Zum Schluss möchte ich mich noch bei den atomwaffenkritischen Nichtregierungsorganisationen für ihre Arbeit bedanken. Wir als Abgeordnete freuen uns über ihre Denkanstöße und Handlungsvorschläge. Deutschland kooperiert mit Organisationen wie dem Expertennetzwerk Middle Powers Initiative und dem Parlamentarischen Netzwerk für Nukleare Abrüstung und Nichtverbreitung, PNND. Leider war ich im Februar beim Jahrestreffen des PNND in Washington die einzige Vertreterin des Deutschen Bundestages. Es gab bereits in der letzten Legislaturperiode eine gute Zusammenarbeit mit dem Netzwerk. Es wäre daher wünschenswert, dass sich an solchen Veranstaltungen zukünftig alle Fraktionen des Hauses beteiligen, um zu zeigen, wie wichtig uns dieses Thema ist.
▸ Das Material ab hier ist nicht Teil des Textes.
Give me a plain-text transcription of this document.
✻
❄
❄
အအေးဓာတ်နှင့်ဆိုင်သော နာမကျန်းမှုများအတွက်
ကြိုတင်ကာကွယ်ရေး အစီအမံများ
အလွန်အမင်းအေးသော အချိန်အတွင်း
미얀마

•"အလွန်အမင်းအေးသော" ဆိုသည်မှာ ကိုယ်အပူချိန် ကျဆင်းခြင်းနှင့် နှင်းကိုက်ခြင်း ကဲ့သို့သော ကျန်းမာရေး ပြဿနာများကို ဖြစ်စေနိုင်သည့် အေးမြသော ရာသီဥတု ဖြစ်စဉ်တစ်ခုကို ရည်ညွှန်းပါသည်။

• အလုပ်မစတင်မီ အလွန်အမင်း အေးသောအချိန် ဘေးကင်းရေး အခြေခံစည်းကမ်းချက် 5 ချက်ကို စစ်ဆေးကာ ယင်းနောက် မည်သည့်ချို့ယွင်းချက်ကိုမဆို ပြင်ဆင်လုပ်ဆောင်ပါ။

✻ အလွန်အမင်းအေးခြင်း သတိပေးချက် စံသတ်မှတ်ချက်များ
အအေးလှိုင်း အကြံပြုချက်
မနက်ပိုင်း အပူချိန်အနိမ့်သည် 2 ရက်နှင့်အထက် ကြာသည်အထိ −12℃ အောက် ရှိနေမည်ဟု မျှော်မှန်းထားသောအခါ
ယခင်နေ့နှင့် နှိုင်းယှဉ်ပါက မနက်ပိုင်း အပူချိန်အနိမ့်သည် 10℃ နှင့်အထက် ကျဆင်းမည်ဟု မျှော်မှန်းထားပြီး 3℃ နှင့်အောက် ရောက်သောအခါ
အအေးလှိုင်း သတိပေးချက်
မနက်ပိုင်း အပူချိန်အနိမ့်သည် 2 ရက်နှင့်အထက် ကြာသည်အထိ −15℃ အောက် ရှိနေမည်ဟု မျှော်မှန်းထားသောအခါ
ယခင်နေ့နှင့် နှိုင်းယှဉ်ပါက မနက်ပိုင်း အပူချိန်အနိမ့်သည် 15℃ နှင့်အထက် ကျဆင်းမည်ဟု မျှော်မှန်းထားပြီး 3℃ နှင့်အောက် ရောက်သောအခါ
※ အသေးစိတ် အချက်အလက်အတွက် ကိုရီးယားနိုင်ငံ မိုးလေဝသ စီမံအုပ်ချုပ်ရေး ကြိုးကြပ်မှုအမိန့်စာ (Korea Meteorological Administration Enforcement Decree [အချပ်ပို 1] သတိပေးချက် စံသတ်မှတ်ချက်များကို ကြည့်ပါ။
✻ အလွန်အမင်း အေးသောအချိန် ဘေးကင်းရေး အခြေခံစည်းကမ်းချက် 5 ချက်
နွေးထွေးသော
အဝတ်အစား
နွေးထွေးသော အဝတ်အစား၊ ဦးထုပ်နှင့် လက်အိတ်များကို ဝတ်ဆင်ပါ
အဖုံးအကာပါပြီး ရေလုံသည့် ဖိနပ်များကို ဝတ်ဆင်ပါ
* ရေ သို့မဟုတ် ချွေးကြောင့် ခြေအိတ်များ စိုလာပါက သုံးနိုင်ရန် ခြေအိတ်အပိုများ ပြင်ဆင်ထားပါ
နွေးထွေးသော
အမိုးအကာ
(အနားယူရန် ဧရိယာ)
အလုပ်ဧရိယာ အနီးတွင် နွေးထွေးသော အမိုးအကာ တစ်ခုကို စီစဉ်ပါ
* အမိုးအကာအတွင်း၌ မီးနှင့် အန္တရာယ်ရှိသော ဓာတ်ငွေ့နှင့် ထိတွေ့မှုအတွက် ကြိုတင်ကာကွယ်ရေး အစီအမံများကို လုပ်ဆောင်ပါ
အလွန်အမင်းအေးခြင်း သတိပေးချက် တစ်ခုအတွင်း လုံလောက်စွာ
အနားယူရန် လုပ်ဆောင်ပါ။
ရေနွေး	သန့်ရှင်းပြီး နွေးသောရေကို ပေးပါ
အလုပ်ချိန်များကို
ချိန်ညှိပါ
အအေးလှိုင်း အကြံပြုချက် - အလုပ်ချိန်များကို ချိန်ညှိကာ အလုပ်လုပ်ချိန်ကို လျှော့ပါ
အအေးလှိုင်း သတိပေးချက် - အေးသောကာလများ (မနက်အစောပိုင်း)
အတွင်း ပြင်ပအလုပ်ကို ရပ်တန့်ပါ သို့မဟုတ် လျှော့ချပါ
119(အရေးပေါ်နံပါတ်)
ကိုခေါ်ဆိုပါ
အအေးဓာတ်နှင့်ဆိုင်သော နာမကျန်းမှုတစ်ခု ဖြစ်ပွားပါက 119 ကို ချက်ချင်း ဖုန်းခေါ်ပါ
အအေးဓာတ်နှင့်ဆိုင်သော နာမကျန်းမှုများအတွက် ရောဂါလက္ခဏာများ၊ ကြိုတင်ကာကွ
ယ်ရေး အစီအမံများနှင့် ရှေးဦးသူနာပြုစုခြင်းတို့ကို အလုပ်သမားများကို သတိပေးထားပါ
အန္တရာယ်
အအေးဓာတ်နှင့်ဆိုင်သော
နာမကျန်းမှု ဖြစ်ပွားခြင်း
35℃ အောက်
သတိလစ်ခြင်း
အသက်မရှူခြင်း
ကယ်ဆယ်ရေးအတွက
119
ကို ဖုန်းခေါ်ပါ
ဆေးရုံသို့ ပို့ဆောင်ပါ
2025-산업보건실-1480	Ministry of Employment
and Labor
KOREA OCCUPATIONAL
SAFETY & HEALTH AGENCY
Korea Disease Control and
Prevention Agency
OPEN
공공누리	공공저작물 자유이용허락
Frau Kollegin, Sie müssen zum Schluss kommen.
Ja. – Liebe Kolleginnen und Kollegen, in der geschilderten komplizierten Situation ist der Antrag der Fraktion Die Linke eher kontraproduktiv. Wir lehnen ihn daher, entsprechend der Beschlussempfehlung, ab.
Danke.
(Beifall bei der SPD sowie bei Abgeordneten der CDU/CSU)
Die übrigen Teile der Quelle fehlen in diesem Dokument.